Funding opportunity: federal preschool grants

(District of Columbia) The $250 million preschool grant program, one of the few initiatives of the Obama administration not yet reversed by President Donald Trump, will begin again accepting applications starting Friday.

The Preschool Development Grant Birth through Five has been put back into the federal budget by Congressional leaders twice after Trump sought to eliminate it.

Jointly managed by the U.S. Departments of Health and Human Services and Education, the program is open to all 56 states and federal territories. Grants range from $500,000 to $15 million.

The grant was created by the Obama administration and first issued under the banner of the American Recovery and Reinvestment Act of 2009. But unlike much of the recovery act, the preschool grants have attracted public support and bipartisan backing.

The general intent was to give states help to improve their existing programs and services.
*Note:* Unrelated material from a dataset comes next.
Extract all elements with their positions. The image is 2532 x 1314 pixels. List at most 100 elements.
By all accounts, the program has been successful as a stimulus.

A survey report sponsored by Rutgers University on the state of the nation’s preschool programs found that total state spending on preschool has grown from $2.4 billion in 2002 to more than $7.6 billion in 2017.

During the same period, the number of states that did not fund preschool programs fell from 13 to six, while the number of states serving more than 50 percent of their 4-year-olds grew from two to 10.

The Rutgers report credited the federal grant program for motivating much of that growth.

The said that in 2016-17, about $91 million of the $230 million awarded that year went toward increasing enrollment or improving quality enhancement in state programs, while the rest was used to support children in preschool programs outside state-funded preschool.
The program has changed some after its reissue as part of the Every Child Succeeds Act.

One major objective of the new program is for the money to be used to better integrate early leaning services with those of the K-12 school systems.

As outlined in the application, states can use the money to conduct needs assessments and develop strategic plans. States can establish best practices to be shared between providers, especially to improve the transition from preschool to elementary school.

A key goal is to improve overall quality of early childhood education by using “evidence-based practices.”

Congress also intended that the federal funds would foster parent choice as much as possible.

Applicants have 60 days or until Nov. 6, 2017 to submit an application.